Après l’ouverture
Contexte demandé : pas seulement la construction, mais l’avant (déjà dans chronologie) et l’après.
Ambition vs bilan économique
- Exploit de génie civil ; trafic commercial jamais à la hauteur des ambitions (synthèse Wikipedia + Contrat Région).
- Facteurs cités : gabarit limité ; goulot du tunnel (pas de croisement) ; concurrence rapide du PLM (Paris–Dijon–Lyon–Marseille) ; puis route ; peu de grands bassins industriels sur le tracé.
Usages marchandises (XIXe–XXe)
- Ports : Dijon (port du canal), Montbard, Pont-d’Ouche (charbon d’Épinac via l’un des premiers chemins de fer français, puis abandon au profit du tout-fer).
- Houillères de Sincey ; cimenterie / carrière de Crugey ; scieries (Yonne).
- Freycinet : modernisation tardive, insuffisante face au rail et à la route.
- Fin du fret significatif : tournant des années 1960–1970.
Menace d’effacement
- Projet 1966 : emprunter le lit du canal pour l’A38 près de Dijon (détruit) — abandonné ; anecdote de l’obélisque du port.
Reconversion
- Plaisance / tourisme fluvial ; véloroute sur chemin de halage (~227 km Migennes–Dijon ; Tour de Bourgogne).
- Centre d’interprétation Pouilly (2004, Shigeru Ban) ; toueur conservé.

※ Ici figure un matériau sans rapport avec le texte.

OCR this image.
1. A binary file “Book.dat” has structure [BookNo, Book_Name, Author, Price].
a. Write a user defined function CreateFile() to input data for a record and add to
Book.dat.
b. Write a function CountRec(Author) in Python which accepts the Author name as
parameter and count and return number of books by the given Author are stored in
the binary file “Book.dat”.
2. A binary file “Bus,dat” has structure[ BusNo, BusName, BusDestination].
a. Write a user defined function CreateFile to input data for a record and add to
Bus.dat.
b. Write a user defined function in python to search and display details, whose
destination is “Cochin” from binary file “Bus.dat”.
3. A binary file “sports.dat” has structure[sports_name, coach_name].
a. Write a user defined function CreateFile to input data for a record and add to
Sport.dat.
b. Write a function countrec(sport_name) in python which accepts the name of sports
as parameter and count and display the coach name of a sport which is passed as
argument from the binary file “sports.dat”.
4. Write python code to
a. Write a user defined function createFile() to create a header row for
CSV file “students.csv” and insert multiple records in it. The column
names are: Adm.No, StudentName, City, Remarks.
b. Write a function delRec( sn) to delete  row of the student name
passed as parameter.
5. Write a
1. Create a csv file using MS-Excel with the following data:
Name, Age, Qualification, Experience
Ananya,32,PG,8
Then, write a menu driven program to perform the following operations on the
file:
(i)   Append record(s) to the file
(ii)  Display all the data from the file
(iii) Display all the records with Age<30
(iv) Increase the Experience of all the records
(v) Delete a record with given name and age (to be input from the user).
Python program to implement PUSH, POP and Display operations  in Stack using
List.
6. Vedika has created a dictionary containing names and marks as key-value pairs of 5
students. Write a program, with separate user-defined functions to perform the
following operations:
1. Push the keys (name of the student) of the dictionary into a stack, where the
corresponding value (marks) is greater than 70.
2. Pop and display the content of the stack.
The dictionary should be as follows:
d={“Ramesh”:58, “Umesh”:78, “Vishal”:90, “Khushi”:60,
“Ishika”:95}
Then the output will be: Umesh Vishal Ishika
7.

- Gestion VNF ; multi-usages de l’eau (navigation, agriculture, industrie, potable).
- Enjeux 2020s : coûts d’entretien vs trafic ; expérimentation navigation sur réservation (Pouilly–Venarey, saisons 2026–2027) ; investissements réservoirs / fuites (~21,5 M€ cit. presse / partenaires).
Pour le plan de chapitres
Prévoir au moins un mouvement « Après 1833 » : trafic et déception, Freycinet, déclin, tourisme et débats contemporains — sans basculer en guide de voyage.